Search code examples
algorithmmatrixdivide-and-conquer

Divide and conquer on rectangular matrices


I apologize for the vagueness of this question, but I'm trying to ascertain a way to perform divide and conquer multiplication of rectangular matrices A and B such that A = n x m and B = m x p

I've done a bit of reading and Strassen's method seems promising, but I can't determine how I would use this algorithm on rectangular matrices. I've seen some people refer to "padding" with zeros to make both matrices square and then "unpadding" the result, but I'm not clear on what the unpadding stage would entail.

Thank you for your advice!


Solution

  • The result matrix is going to contain zeros on all items that were "added" to operand matrices. To get back to your rectangular result, you would just crop the result, i.e. take upper left corner of the result matrix based on dimensions of operands.

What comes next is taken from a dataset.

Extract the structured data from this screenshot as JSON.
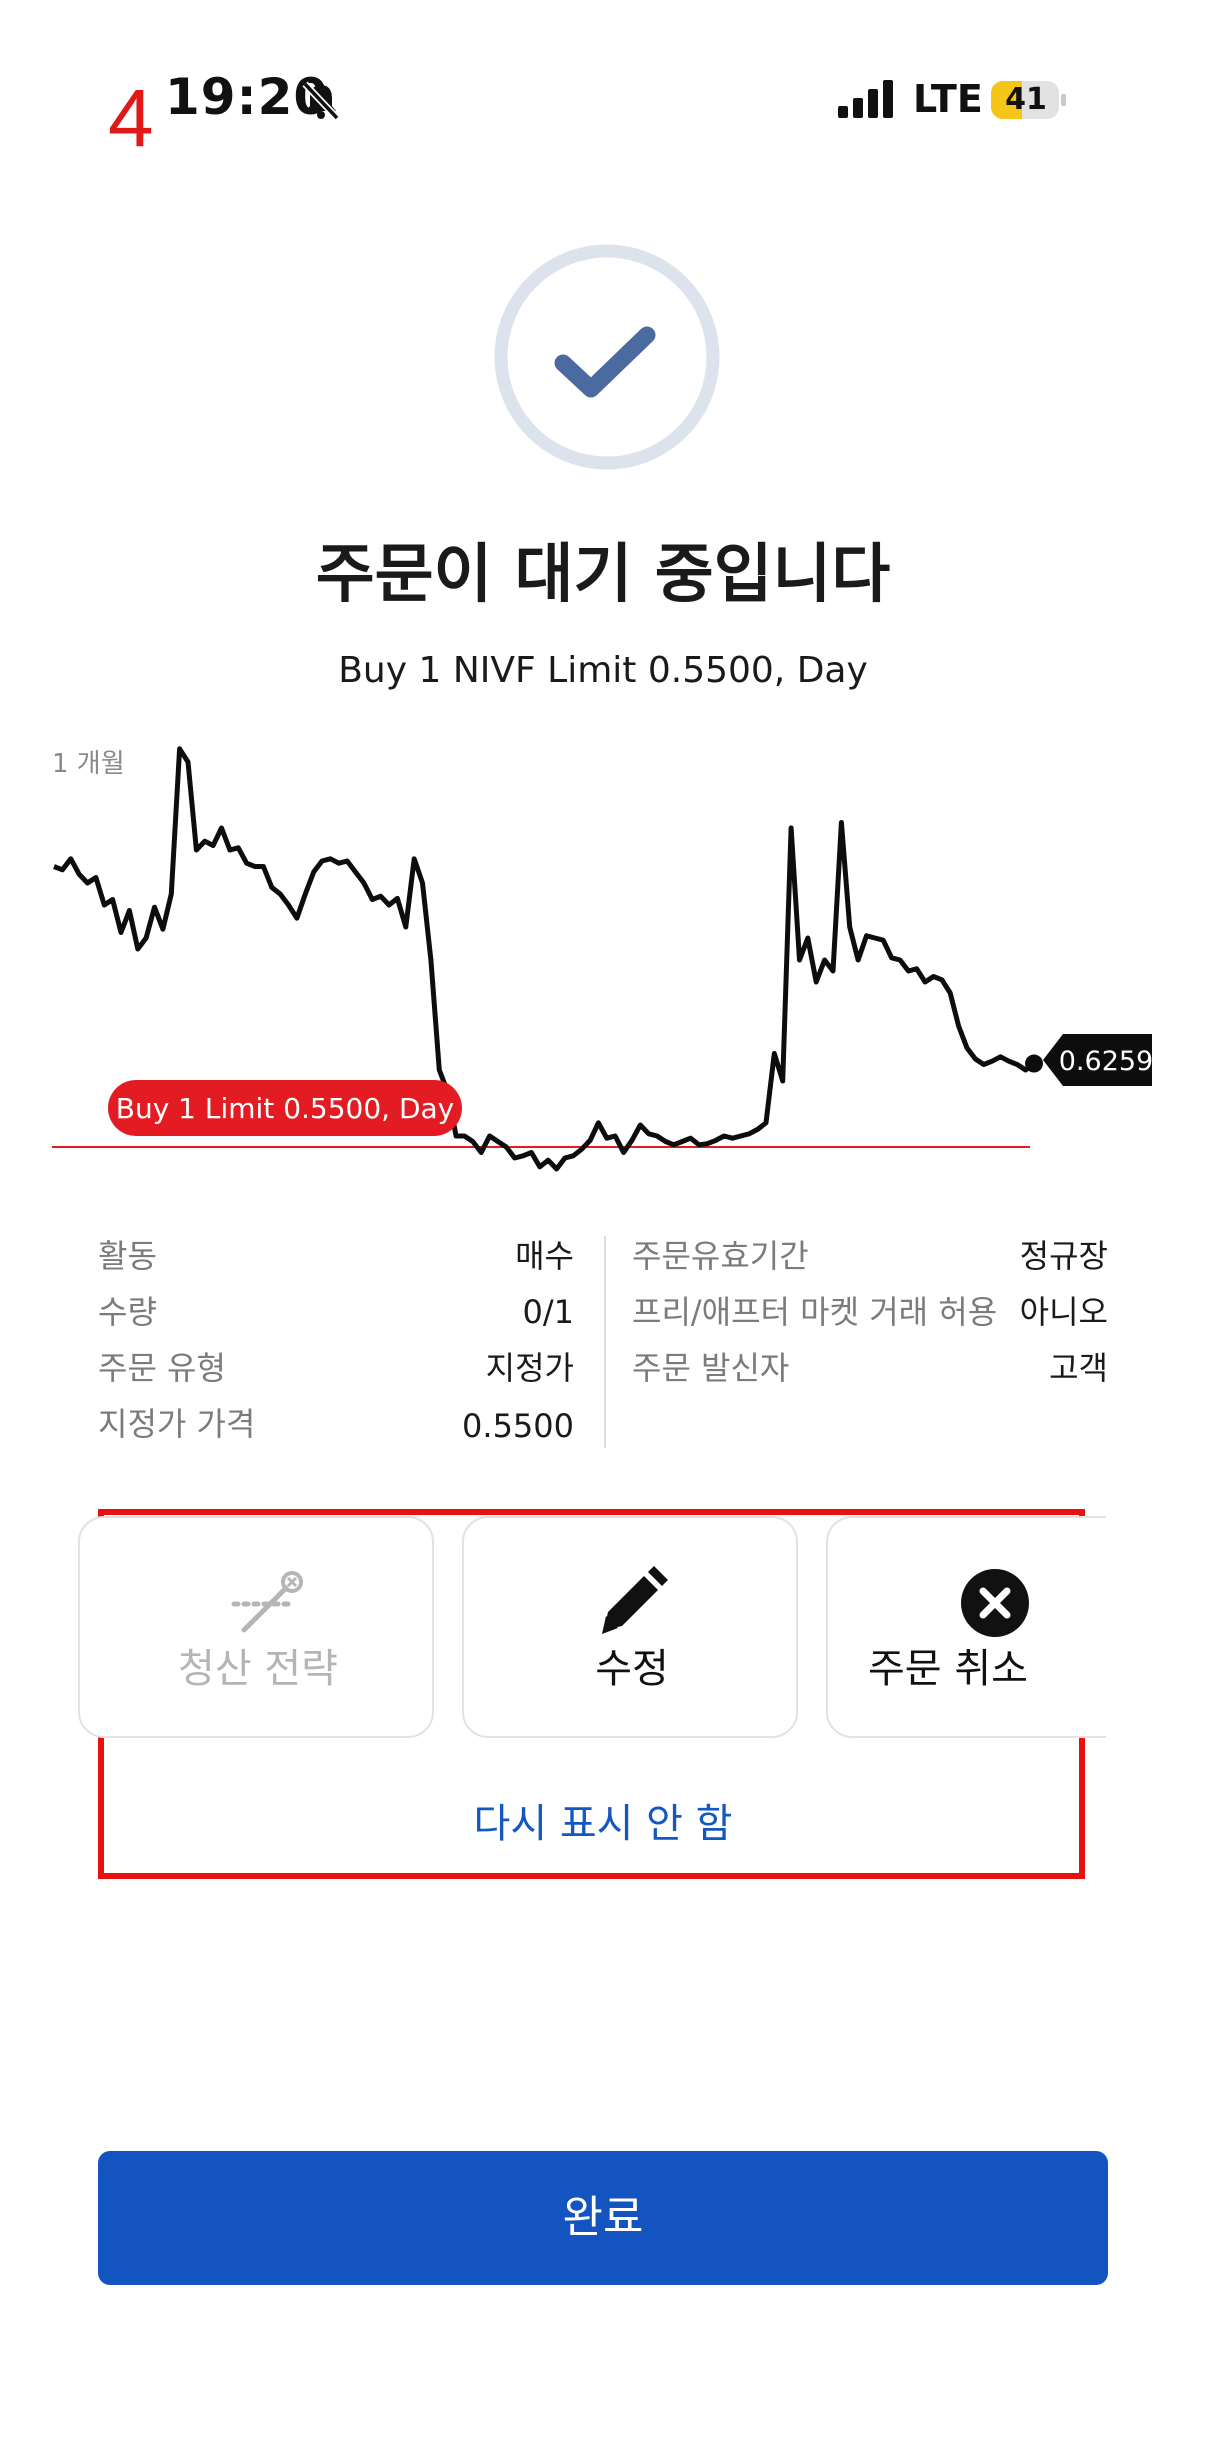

    However, padding by itself seems to be wise only in cases where n, m and p are very close. When these are disproportionate, you are going to lot of zero matrix multiplication.

    For example if n = 2m = p, Strassen's algorithm is going to divide multiplication into 7 multiplications of m-size matrices. However, 4 of these multiplications would involve zero matrices and are not necessary.

    I think there are two ways how to improve the performance:

    • Use padding and remember which part of matrix is padded. Then for each multiplication step check whether you are not multiplying by a zero matrix. If you do, the result would also be a zero matrix, no need to compute that. This would remove most of the cost involved with padding.
    • Do not use padding. NonSquare_Strassen: Divide the rectangular matrices into square regions and a remainders. Run vanilla Strassen on square regions. Run NonSquareStrassen again on the remainders. Afterwards, combine these results. This algorithm will be most likely faster than the first, but not entirely easy to implement. However, the logic will be quite similar to Strassen's algorithm for square matrices.

    For the sake of simplicity I would choose the first option.

    Note: Remember that you can use Strassen's approach also for rectangular matrices and that below certain matrix size, O(n^2) cost of additional matrix additions becomes more significant and it's better to finish small sizes using normal cubic multiplication. This means that the Strassen's approach is still quite easy to implement for non-square matrices. The above expects that you have the algorithm for square matrices already implemented.